A hundred homeless families placed in housing in council’s bid to fight crisis

Pic: Lewisham Homes

One hundred families have been placed in council housing as part of the council’s effort to tackle the housing crisis,  which has forced many into hostels and guesthouses.

The families were placed in homes purchased by Lewisham Homes, a not-for-profit entity which is accountable to the council and tasked to manage council housing.

Lewisham Homes said it purchased an average of four properties a month in the past two years, with these purchases accounting for almost two percent of property sales in Lewisham.

A total of 300 new homes will also be built next year, with 100 being built as soon as possible using the same pop-up method used to build Lewisham Council’s award-winning PLACE/Ladywell village, it said.

The Council will start to build 500 new council homes by May 2018.

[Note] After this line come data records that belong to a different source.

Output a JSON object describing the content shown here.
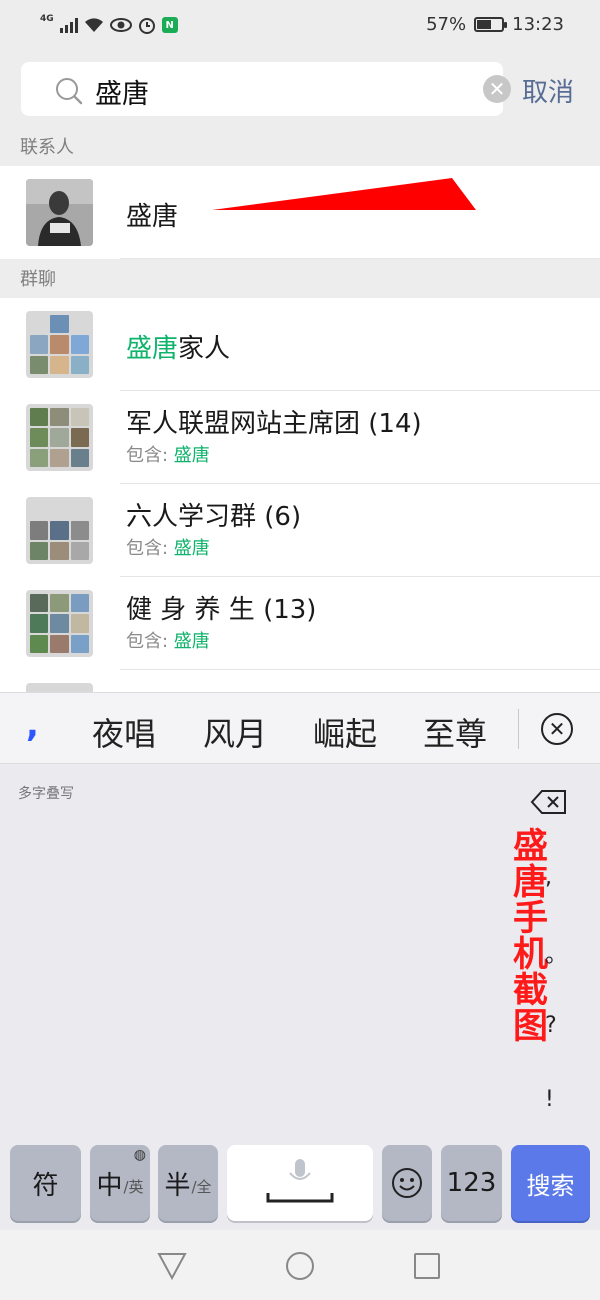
{
  "status_bar": {
    "network": "4G",
    "battery": "57%",
    "battery_level": 0.57,
    "time": "13:23"
  },
  "search": {
    "query": "盛唐",
    "cancel_label": "取消"
  },
  "sections": {
    "contacts": "联系人",
    "groups": "群聊"
  },
  "contacts": [
    {
      "name": "盛唐"
    }
  ],
  "groups": [
    {
      "name_match": "盛唐",
      "name_rest": "家人",
      "name": "",
      "count": "",
      "contains_label": "",
      "contains_match": ""
    },
    {
      "name_match": "",
      "name_rest": "",
      "name": "军人联盟网站主席团",
      "count": "(14)",
      "contains_label": "包含: ",
      "contains_match": "盛唐"
    },
    {
      "name_match": "",
      "name_rest": "",
      "name": "六人学习群",
      "count": "(6)",
      "contains_label": "包含: ",
      "contains_match": "盛唐"
    },
    {
      "name_match": "",
      "name_rest": "",
      "name": "健 身 养 生",
      "count": "(13)",
      "contains_label": "包含: ",
      "contains_match": "盛唐"
    }
  ],
  "keyboard": {
    "candidate_comma": ",",
    "candidates": [
      "夜唱",
      "风月",
      "崛起",
      "至尊"
    ],
    "hw_hint": "多字叠写",
    "keys": {
      "fu": "符",
      "zhong": "中",
      "zhong_sub": "/英",
      "ban": "半",
      "ban_sub": "/全",
      "num": "123",
      "search": "搜索"
    },
    "punctuation": [
      ",",
      "。",
      "?",
      "!"
    ]
  },
  "watermark": "盛唐手机截图",
  "colors": {
    "highlight_green": "#10b36b",
    "cancel_blue": "#586c94",
    "search_key": "#5b79e8",
    "watermark_red": "#ff1a1a"
  }
}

Lewisham Homes said the renting of private residential property in the borough rose by 41 per cent in the last six years, forcing nearly 50 per cent of families who cannot afford rent into “unsuitable accommodation” in the past three years.

Ainsley Forbes, Lewisham Homes Board Chair, said: “We see first-hand the stressful impact which living in unsuitable accommodation has on children and families.”

Among them is Albana, who, with her husband and three children, were housed in a new council home this summer after a year in a hostel.

“Where we’re living now is quiet and restful and all of us sleep so much better. It makes such a difference to our lives to have privacy and a bit of space,” she said.

Lewisham Homes said the newly bought council homes will save the council half a million pounds in alternative accommodation costs every year.